What might surprise you, though, is that most of the people who are caring for someone at home are also working a full- or part-time job. In fact, most family caregivers (62%) are between the principal working ages of 25 and 54. Workers who are family caregivers are as common as workers with brown eyes.

They do not have it easy. Caregiving takes a toll on their jobs and their livelihoods. In fact, a majority of caregivers (52%) feel their career is negatively impacted by their caregiving situation. Studies show that this belief is justified – the impact of caregiving on the lives of caregivers is very real.

Their health suffers.

Caregivers have a higher incidence of major health conditions (such as depression, hypertension, and diabetes) than non-caregivers – as a direct result of the stress that comes from caregiving. Caregivers often put the health of others above their own, which undermines healthy sleeping, eating, and exercising behaviors. Caregivers are also less likely to visit a doctor (for sick and well visits?). Caregiver stress can erode the immune system and actually increase susceptibility to illness. Their health care costs are 8% higher than non-caregivers.

They often have to miss work.

The hours that caregiving demands take a toll on work. Seventy-seven percent of caregivers have missed time from work. Caregivers miss an average of seven hours of work per week; and one in five miss ten or more hours of work per week. Over the course of a year, caregiving workers must take an average 9.8 days off to manage their caregiving responsibilities. Caregivers can also have difficulty concentrating on the job, due to consistently worrying about loved ones at home: 34% of family caregivers report having had difficulty focusing at work; and 39% have had difficulty getting their work done on time.

They lose money.

Excessive missed work time does not go unnoticed by employers and negatively impacts caregivers’ income. The average income lost by caregivers each year is 33%, a daunting percentage. Compounding the financial impact, caregivers also have to pay an average of $10,000 each year for out-of-pocket caregiving expenses. Given that caregiving responsibilities often fall on people during their prime working years, the cumulative financial loss to a caregiver over time is staggering.

Sometimes they even lose their job.

Eleven percent of caregivers are forced to have to quit their job entirely in order to care for someone at home around-the-clock.

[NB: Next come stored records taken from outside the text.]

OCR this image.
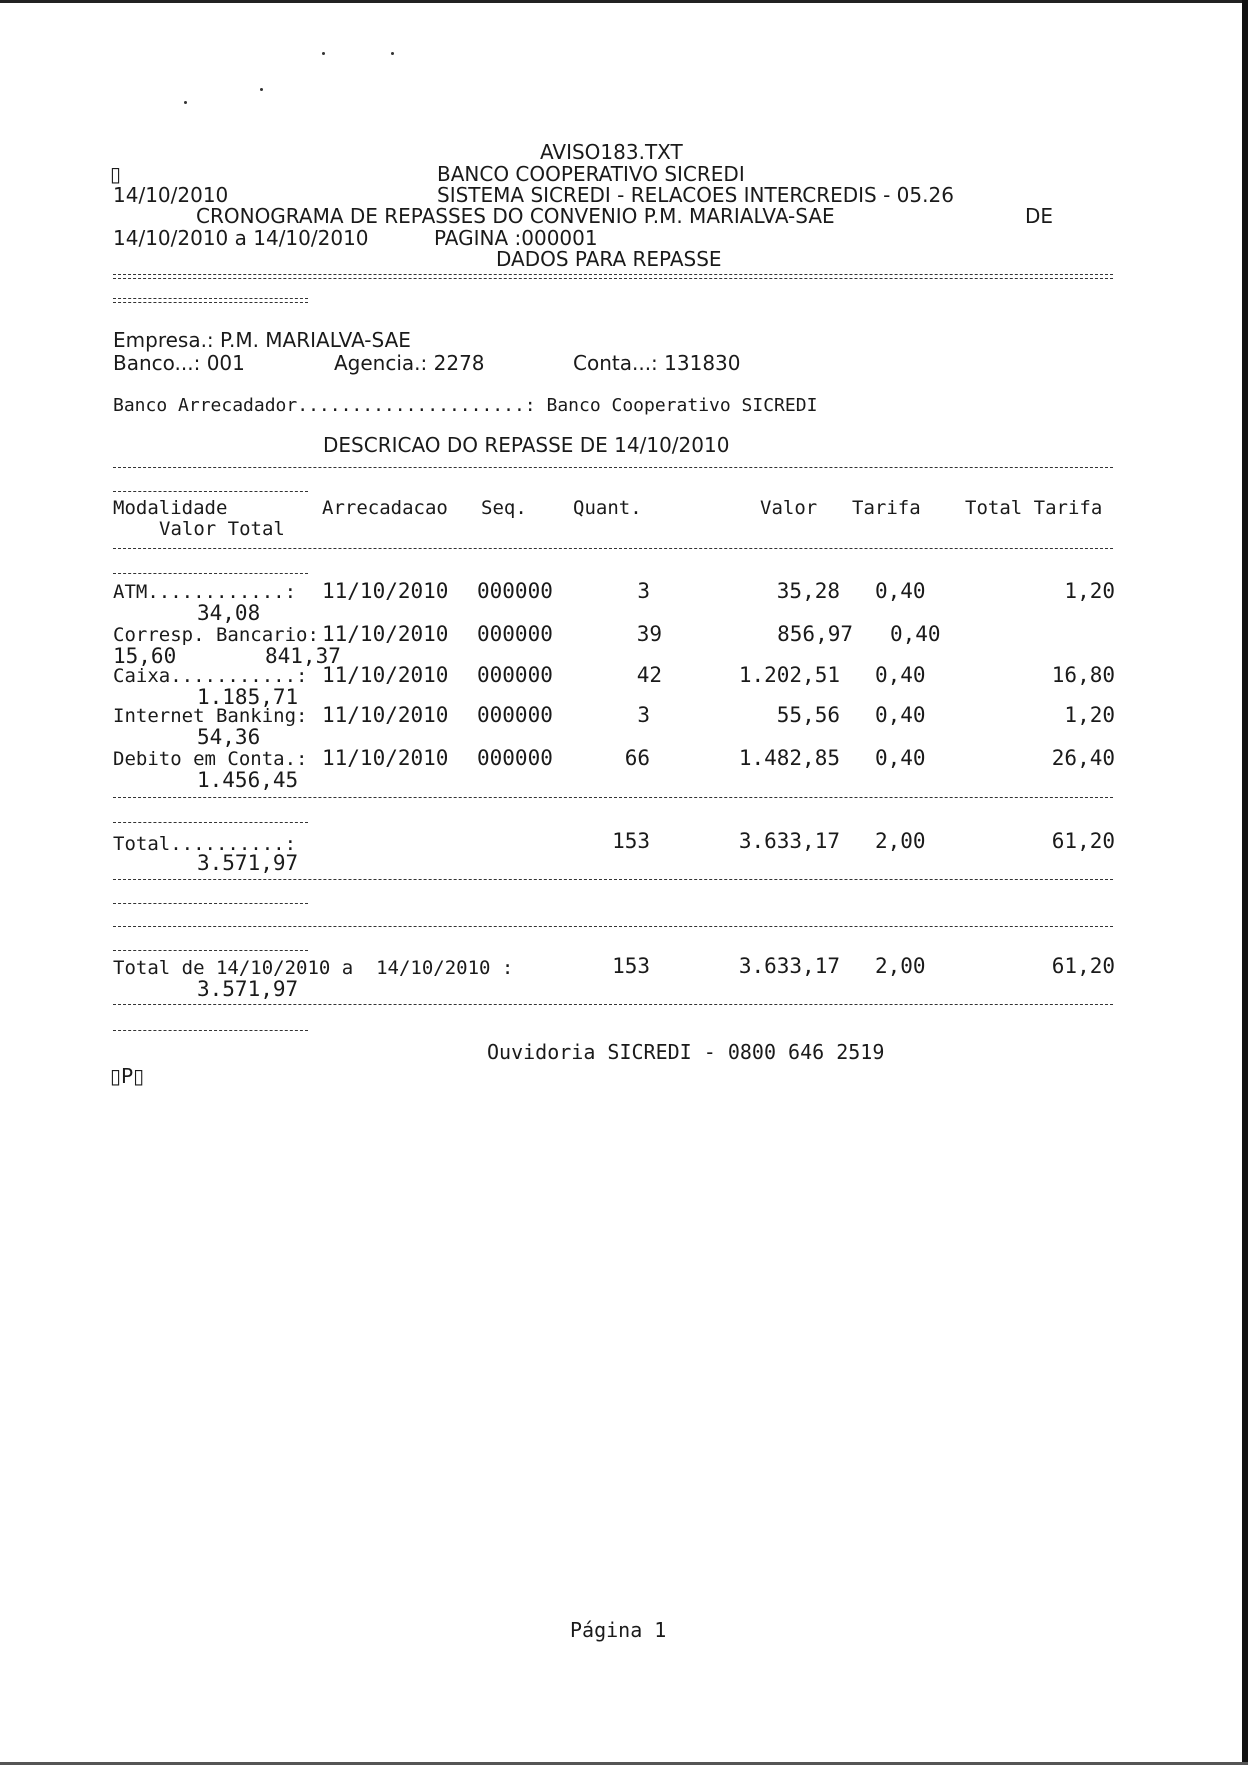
AVISO183.TXT
▯	BANCO COOPERATIVO SICREDI
14/10/2010	SISTEMA SICREDI - RELACOES INTERCREDIS - 05.26
CRONOGRAMA DE REPASSES DO CONVENIO P.M. MARIALVA-SAE	DE
14/10/2010 a 14/10/2010	PAGINA :000001
DADOS PARA REPASSE
Empresa.: P.M. MARIALVA-SAE
Banco...: 001	Agencia.: 2278	Conta...: 131830
Banco Arrecadador.....................: Banco Cooperativo SICREDI
DESCRICAO DO REPASSE DE 14/10/2010
Modalidade	Arrecadacao Seq. Quant.	Valor Tarifa Total Tarifa
Valor Total
ATM............: 11/10/2010 000000	3	35,28 0,40	1,20
34,08
Corresp. Bancario: 11/10/2010 000000	39	856,97 0,40
15,60	841,37
Caixa...........: 11/10/2010 000000	42	1.202,51 0,40	16,80
1.185,71
Internet Banking: 11/10/2010 000000	3	55,56 0,40	1,20
54,36
Debito em Conta.: 11/10/2010 000000	66	1.482,85 0,40	26,40
1.456,45
Total..........:	153	3.633,17 2,00	61,20
3.571,97
Total de 14/10/2010 a  14/10/2010 :	153	3.633,17 2,00	61,20
3.571,97
Ouvidoria SICREDI - 0800 646 2519
▯P▯
Página 1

When this is the case, the lifetime lost wages, pensions, and Social Security benefits total more than $300,000!

Caregiving is hard work. It does not make sense to make it even more difficult by not providing accommodations for caregiving employees – especially when those accommodations are easy to implement and, in many cases, are already available. When forced to choose between work and family, there can be only one result, and everyone loses in that scenario.

Employees are more productive when they are better able to balance their work with their caregiving responsibilities. Minimizing their stress enables employees to be better able to fulfill the jobs for which they were hired and trained. And in a country that prides itself on its family values, does it not make sense to do what is best for the Nation’s family caregivers?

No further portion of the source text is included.